La crisi della carne di maiale
La siccità fa aumentare i prezzi dei cereali, allevare i maiali costa di più, molti vengono abbattuti e i prezzi aumentano per quasi tutti
In Europa, negli ultimi mesi, c’è stato un forte calo nell’offerta di pancetta e di carne suina, e in molti casi – fatta eccezione per la grande distribuzione organizzata – i prezzi per i consumatori sono aumentati. Questa situazione è stata determinata dall’aumento dei prezzi dei cereali, soia e grano soprattutto, dovuta alla siccità. Sono aumentati i prezzi dei mangimi e molti allevatori hanno dovuto abbattere i loro animali perché non erano più in grado di mantenere gli allevamenti delle attuali dimensioni.
Si tratta di una tendenza non solo europea, ma che coinvolge anche il mercato di altri paesi. Di questa crisi hanno risentito soprattutto la Gran Bretagna e gli Stati Uniti, tra i più grandi consumatori di pancetta e carne di maiale, costretti in alcuni casi a dover vendere sempre di più carne proveniente da altri paesi o a delocalizzarne la produzione. Si tratta di un processo che al momento appare senza soluzione: i rivenditori non possono aumentare i prezzi, già alti di solito per la carne di maiale, e non sono quindi in grado di pagare di più i produttori e gli allevatori.
L’associazione nazionale britannica dei produttori di carne suina (NPA) ha stimato che nel Regno Unito potrebbe esserci quest’anno un calo della produzione del 20 per cento e un calo conseguente delle attività.
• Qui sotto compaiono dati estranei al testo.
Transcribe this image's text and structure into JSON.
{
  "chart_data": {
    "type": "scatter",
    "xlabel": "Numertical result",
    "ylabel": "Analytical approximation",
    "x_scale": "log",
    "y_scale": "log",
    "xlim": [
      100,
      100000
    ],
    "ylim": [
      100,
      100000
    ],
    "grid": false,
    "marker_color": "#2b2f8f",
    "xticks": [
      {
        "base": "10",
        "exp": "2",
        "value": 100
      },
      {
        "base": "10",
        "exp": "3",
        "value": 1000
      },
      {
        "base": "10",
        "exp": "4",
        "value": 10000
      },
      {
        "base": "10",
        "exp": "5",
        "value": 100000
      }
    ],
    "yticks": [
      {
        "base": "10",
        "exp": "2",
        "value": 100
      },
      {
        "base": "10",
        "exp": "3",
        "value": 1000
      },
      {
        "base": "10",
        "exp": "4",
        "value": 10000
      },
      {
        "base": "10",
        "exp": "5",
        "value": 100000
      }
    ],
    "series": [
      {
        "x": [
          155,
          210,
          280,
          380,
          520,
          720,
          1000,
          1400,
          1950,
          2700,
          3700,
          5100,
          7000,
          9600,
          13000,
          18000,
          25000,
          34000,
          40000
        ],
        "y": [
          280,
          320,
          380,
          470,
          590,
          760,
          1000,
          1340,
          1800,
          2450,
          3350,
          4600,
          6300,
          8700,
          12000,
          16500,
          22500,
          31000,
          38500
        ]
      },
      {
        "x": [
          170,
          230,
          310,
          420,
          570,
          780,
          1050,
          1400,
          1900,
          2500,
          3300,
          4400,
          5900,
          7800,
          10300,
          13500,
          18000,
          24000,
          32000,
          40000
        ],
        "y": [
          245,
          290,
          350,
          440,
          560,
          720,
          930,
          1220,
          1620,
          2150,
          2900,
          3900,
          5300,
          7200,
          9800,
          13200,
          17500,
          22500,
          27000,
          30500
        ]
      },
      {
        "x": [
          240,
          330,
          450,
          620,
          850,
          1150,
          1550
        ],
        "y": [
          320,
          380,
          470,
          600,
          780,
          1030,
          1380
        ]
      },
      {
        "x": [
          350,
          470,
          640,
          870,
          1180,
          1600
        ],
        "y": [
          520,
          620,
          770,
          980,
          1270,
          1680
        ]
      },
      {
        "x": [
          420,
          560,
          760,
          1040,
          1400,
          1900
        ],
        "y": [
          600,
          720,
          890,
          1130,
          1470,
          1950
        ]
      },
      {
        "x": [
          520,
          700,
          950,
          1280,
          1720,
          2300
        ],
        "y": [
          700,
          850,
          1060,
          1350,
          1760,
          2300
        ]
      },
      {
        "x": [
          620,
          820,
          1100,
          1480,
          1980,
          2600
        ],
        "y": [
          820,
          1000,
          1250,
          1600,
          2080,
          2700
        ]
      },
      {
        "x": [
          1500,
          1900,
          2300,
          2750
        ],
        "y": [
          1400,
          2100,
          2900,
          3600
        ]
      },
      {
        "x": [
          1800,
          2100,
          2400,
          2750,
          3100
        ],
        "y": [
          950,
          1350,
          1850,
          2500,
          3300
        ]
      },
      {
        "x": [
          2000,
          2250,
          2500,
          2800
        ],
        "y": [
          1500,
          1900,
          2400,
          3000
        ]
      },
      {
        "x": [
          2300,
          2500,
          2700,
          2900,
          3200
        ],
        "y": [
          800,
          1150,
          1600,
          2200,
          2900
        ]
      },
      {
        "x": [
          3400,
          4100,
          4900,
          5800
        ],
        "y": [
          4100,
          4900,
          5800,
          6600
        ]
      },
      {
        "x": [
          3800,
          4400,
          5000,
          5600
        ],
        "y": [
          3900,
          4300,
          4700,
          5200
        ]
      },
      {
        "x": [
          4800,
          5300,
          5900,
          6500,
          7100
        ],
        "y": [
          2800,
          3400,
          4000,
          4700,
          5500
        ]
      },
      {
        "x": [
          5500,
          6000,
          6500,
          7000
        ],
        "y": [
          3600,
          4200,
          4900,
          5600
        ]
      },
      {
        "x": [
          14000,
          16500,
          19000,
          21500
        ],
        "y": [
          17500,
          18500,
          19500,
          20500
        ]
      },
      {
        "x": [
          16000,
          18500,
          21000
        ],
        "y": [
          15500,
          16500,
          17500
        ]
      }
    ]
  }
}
Il patrimonio suino del paese negli ultimi dieci anni è stato dimezzato e 420mila scrofe sono state abbattute. Nel Regno Unito dall’inizio dell’anno sono state abbattute circa ottomila scrofe per fermare la riproduzione, perché gli allevatori non sono più in grado di comprare il mangime. Negli Stati Uniti, a luglio di quest’anno, ne sono state abbattute il cinque per cento in più rispetto allo stesso mese dell’anno scorso. Il ministero dell’Agricoltura ha fatto sapere che la produzione locale diminuirà anche l’anno prossimo dell’1,3 per cento.
Dal giugno del 2011 al giugno del 2012 il numero di allevamenti di maiali è diminuito, nei vari paesi, dall’1 per cento al 10 per cento: oltre alla Gran Bretagna, c’è stato un calo del 9,6 per cento in Polonia, seguita da Svezia e Irlanda. Gli allevatori hanno perso molti soldi, sia per il calo delle vendite in generale sia per il rapporto costo/guadagno su ogni singolo maiale.
A pesare sulla prima parte della filiera industriale, quella che riguarda allevatori e rivenditori, c’è anche la mancata volontà da parte della grande distribuzione di aumentare i prezzi nei supermercati, per non far calare le vendite. I costi iniziali sono aumentati ma i dettaglianti comprano la carne suina, dai produttori, agli stessi prezzi. Con i prezzi attuali la maggior parte dei rivenditori non riesce a vendere tutta la carne acquistata dai produttori e quindi non sono in grado di pagare i costi aggiuntivi dei produttori.
Inoltre l’Unione Europea ha vietato, a partire dal primo gennaio prossimo, la vendita della carne di maiale nei mercati all’ingrosso. Si tratta di una norma che, a oggi, esiste soltanto nel Regno Unito, dal 1999. Secondo Zoe Davies della NPA, nel Regno Unito la norma ha avuto un impatto «devastante» per l’intera filiera, a causa dell’aumento dei costi soprattutto per i rivenditori. In molti casi i rivenditori al dettaglio hanno dovuto sostituire la carne suina locale con quella più economica proveniente da altri paesi europei. Negli Stati Uniti la crisi della carne suina si ripercuote soprattutto nelle vendite di pancetta. I rappresentanti dell’industria suina e del pollame hanno chiesto alle autorità di sospendere la produzione di etanolo, un combustibile, con i cereali: così che ce ne possano essere di più disponibili come mangimi, e poter arrestare l’ascesa dei prezzi.